Key features of the micro-threaded architecture are:
Computation organized in families of threads.
One micro-thread can be seen as one iteration of a for-loop, with a specific execution context defined by the program counter and a set of thread-specific registers.
Fast context switch.
A new context is introduced in the execute stage in 0 to 1 clock cycles, with at most one bubble introduced in the processing pipeline on context switch.
“Asynchronous” (delayed) register updates.
Registers are updated by the hardware with actual values independent of the processing pipeline as soon as the producing operations complete. Examples of typical operations are data fetch from external memory or completion of long-latency operations.
Hardware-managed context switching on unsatisfied data dependencies or instruction cache miss.
Threads are organized in the ASAP schedule in an optimal case, that is provided the processing pipeline is not busy computing other threads.
Hardware-managed thread creation and destruction.
Thread management is controlled on the level of the ISA through new machine-level instructions.
Software-controlled allocation and deallocation of thread entries.
The complexity of the family creation process is offloaded to the software where it is implemented as a sequence of thread-management instructions. This approach is analogous to the RISC approach.
Thread execution context is defined by:
The program counter and a set of registers allocated to the thread.

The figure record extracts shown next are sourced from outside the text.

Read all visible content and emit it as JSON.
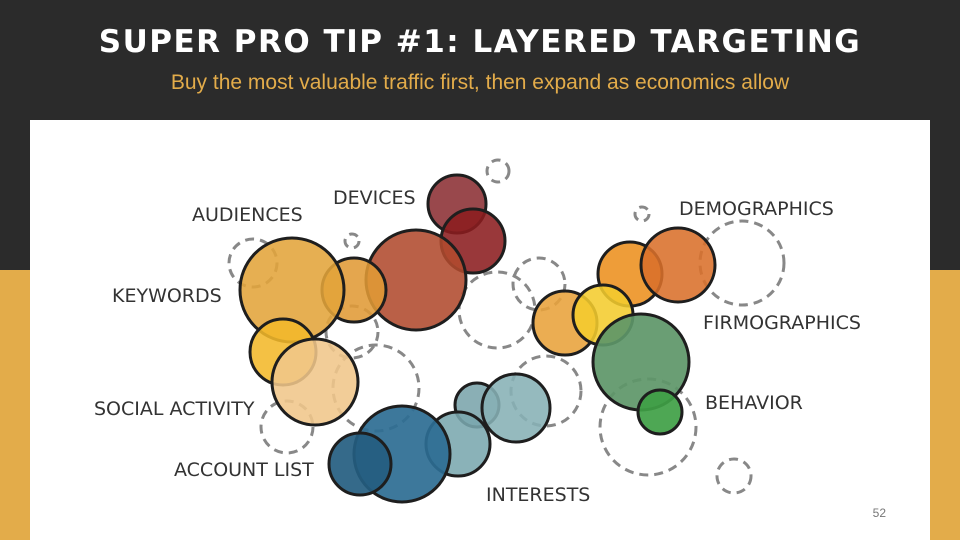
{
  "slide": {
    "title": "SUPER PRO TIP #1: LAYERED TARGETING",
    "subtitle": "Buy the most valuable traffic first, then expand as economics allow",
    "page_number": "52"
  },
  "labels": {
    "audiences": "AUDIENCES",
    "devices": "DEVICES",
    "demographics": "DEMOGRAPHICS",
    "keywords": "KEYWORDS",
    "firmographics": "FIRMOGRAPHICS",
    "social_activity": "SOCIAL ACTIVITY",
    "behavior": "BEHAVIOR",
    "account_list": "ACCOUNT LIST",
    "interests": "INTERESTS"
  },
  "colors": {
    "top_band": "#2b2b2b",
    "bottom_band": "#e3ac4a",
    "subtitle": "#e3ac4a"
  }
}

The program counter defines a sequence of instructions that form the thread. The allocated registers are a mix of family-global and thread-local registers. The first thread-local register is loaded with a unique thread ID on thread creation.

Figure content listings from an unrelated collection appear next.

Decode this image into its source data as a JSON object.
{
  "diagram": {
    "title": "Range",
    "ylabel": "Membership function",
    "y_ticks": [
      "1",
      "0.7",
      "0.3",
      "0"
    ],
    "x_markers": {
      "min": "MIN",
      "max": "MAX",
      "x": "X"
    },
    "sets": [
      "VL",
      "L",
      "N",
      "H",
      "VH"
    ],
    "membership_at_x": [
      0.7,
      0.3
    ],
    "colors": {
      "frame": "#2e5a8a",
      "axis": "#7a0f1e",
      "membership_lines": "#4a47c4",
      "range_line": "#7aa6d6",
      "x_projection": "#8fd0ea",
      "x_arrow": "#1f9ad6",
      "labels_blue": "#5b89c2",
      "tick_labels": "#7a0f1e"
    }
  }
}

Thread-local storage and family-global storage.
Since the number of usable registers is limited due to the opcode definitions, a thread local storage and a family global storage is used for bigger sets of data.
Key blocks that form the micro-threaded processor are:
- Processing pipeline, covering both the integer pipeline as well as the floating-point pipeline.
- Thread management, responsible for register and thread allocations and deallocations, and for thread creation, scheduling, reuse and cleanup.
- Self-synchronizing register file, with each register having its unique state that is used for data-flow synchronization of threads.
- Loosely-coupled caches that support thread state update on cache-line fetch completion independent of the processing pipeline.
- Long-latency operations modules that implement multi-cycle operations, such as integer multiplication and division or floating-point operations with delayed register updates on operation completion.
The micro-threaded processor provides hardware acceleration for the execution and management of fine-grained logical threads, called “microthreads”.
The execution in each micro-thread is driven by the code of a “thread program”, declared with a special syntax close to the “kernel” syntax of CUDA or OpenCL. Also, like in CUDA or OpenCL, micro-threads in the micro-threaded platform can be activated in batches, called “families”, where each individual thread has access to a special index variable that uniquely identifies it within the family. When the platform is equipped with multiple hardware threads or connected cores, families are automatically spread and multiplexed over available hardware thread entries or parallel cores.
Each thread program can be (but not necessarily so) as short as a few machine instructions. It is the batching of many micro-threads at once, combined with dedicated thread management control in hardware, that provide the characteristic performance speed-ups of the architecture compared to a pure software approach with explicit control flow.
The main difference with other contemporary micro-threaded accelerators is that micro-threads in the micro-threaded processor are fully MIMD, and each individual thread is fully able to use any platform service including calling arbitrary C functions and creating and synchronizing with their own sub-threads.